Макс нахмурил брови. Потом, окинув взглядом всех сидевших за столом, он посмотрел, какое впечатление произвело на них это замечание, и снова спросил:
— Ну, а мне-то что?
— Но, мне кажется, — возразил Франсуа, — что переделай старый Руже свое завещание, в том случае, если оно составлено в пользу Баламутки...
Макс прервал своего верного последователя:
— Когда я приехал в этот город, я услышал, что о тебе говорят: «смешон, как Ошон», повторяя шутку, придуманную по поводу вашей фамилии лет тридцать тому назад. Я заткнул рот тем, кто говорил о тебе так, мой дорогой Франсуа, очень крепко заткнул: с тех пор в Иссудене никто не повторяет этой чепухи, по крайней мере, в моем присутствии!
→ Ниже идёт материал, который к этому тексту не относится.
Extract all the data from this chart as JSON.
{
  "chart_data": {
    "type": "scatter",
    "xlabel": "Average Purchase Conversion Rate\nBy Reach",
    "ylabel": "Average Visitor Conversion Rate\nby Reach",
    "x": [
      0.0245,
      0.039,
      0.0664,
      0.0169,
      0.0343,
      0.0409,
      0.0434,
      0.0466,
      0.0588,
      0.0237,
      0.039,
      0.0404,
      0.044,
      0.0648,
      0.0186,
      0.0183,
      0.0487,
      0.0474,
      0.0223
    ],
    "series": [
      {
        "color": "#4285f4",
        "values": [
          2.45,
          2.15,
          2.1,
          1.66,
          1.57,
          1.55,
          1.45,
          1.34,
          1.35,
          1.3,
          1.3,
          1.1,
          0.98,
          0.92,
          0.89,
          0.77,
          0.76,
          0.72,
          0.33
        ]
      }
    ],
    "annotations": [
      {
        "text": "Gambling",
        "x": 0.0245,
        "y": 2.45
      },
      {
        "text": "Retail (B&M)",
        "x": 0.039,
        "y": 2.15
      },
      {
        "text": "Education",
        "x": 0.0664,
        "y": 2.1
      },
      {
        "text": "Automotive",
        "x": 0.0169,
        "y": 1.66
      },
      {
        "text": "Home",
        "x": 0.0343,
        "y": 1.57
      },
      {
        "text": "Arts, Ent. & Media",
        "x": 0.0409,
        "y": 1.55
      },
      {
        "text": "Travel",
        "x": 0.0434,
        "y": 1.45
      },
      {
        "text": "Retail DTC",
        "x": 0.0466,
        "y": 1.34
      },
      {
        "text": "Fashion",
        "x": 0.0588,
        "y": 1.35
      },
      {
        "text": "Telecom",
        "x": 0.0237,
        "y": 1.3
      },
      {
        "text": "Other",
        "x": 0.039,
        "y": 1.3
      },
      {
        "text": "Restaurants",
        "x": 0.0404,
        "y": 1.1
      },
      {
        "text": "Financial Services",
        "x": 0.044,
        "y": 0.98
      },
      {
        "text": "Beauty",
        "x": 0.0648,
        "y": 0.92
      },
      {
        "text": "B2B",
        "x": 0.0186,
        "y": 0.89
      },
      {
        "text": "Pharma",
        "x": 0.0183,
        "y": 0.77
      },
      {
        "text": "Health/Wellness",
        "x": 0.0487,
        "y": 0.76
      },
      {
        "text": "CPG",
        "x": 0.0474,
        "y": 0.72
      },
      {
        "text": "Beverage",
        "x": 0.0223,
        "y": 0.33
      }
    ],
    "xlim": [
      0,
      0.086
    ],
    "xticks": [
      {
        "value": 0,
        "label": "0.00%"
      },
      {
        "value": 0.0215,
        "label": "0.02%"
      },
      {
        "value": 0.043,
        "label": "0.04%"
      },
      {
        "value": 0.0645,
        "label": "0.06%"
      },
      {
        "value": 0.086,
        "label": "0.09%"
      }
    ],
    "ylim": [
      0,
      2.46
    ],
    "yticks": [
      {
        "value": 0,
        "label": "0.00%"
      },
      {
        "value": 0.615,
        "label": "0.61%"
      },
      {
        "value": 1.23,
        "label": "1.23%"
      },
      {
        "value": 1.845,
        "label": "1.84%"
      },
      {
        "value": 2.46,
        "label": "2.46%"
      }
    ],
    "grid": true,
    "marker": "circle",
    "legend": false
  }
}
И вот как ты отплатил мне: ты именуешь презрительным прозвищем женщину, к которой, как известно, я привязан.
Никогда еще Макс не высказывался так о своих отношениях к особе, упомянутой Франсуа Ошоном под прозвищем, каким ее награждали в Иссудене. Человек, побывавший в плавучей тюрьме, обладал достаточным опытом, командир гвардейских гренадеров достаточно знал, что такое честь, чтобы догадаться, откуда проистекает неуважительное отношение к нему в городе. Поэтому он никогда не спускал кому бы то ни было, кто осмеливался сказать ему хотя бы слово о Флоре Бразье, содержанке Жан-Жака Руже, столь выразительно названной «тварью» в письме почтенной г-жи Ошон. Впрочем, каждый считал Макса слишком щепетильным, чтобы заговорить с ним по такому поводу, если он сам не начинал разговора, а этого он никогда не делал. Вызвать в Максе гнев или досаду было слишком опасно, и даже самые лучшие его друзья не позволяли себе насмехаться над Баламуткой. Когда о связи Макса с этой девкой заводили речь в присутствии командира Потеля и капитана Ренара, двух офицеров, с которыми он был на равной ноге, Потель замечал:
— Если он побочный брат Жан-Жака Руже, то почему бы ему не жить у него?
— А кроме того, — в свою очередь, говорил капитан Ренар, — эта девочка — лакомый кусочек; и если бы он ее полюбил, что же тут дурного? Разве сын Годде не пошел в любовники к госпоже Фише, имея в виду ее дочку как вознаграждение за такую обузу?
После заслуженного выговора Франсуа утерял нить своих мыслей и уже совсем был неспособен найти ее, когда Макс мягко сказал:
— Продолжай...
— Ради бога, не надо! — воскликнул Франсуа.
— Ты напрасно сердишься, Макс, — крикнул Годде. — Разве не решено, что у Коньеты можно говорить обо всем? Разве мы не стали бы смертельными врагами всякого из нас, кто вспомнил бы за стенами этого дома о том, что здесь говорили, обдумывали или делали? Всему городу Флора Бразье известна под прозвищем Баламутки, и если оно нечаянно вырвалось у Франсуа, то разве это преступление против устава «рыцарей безделья»?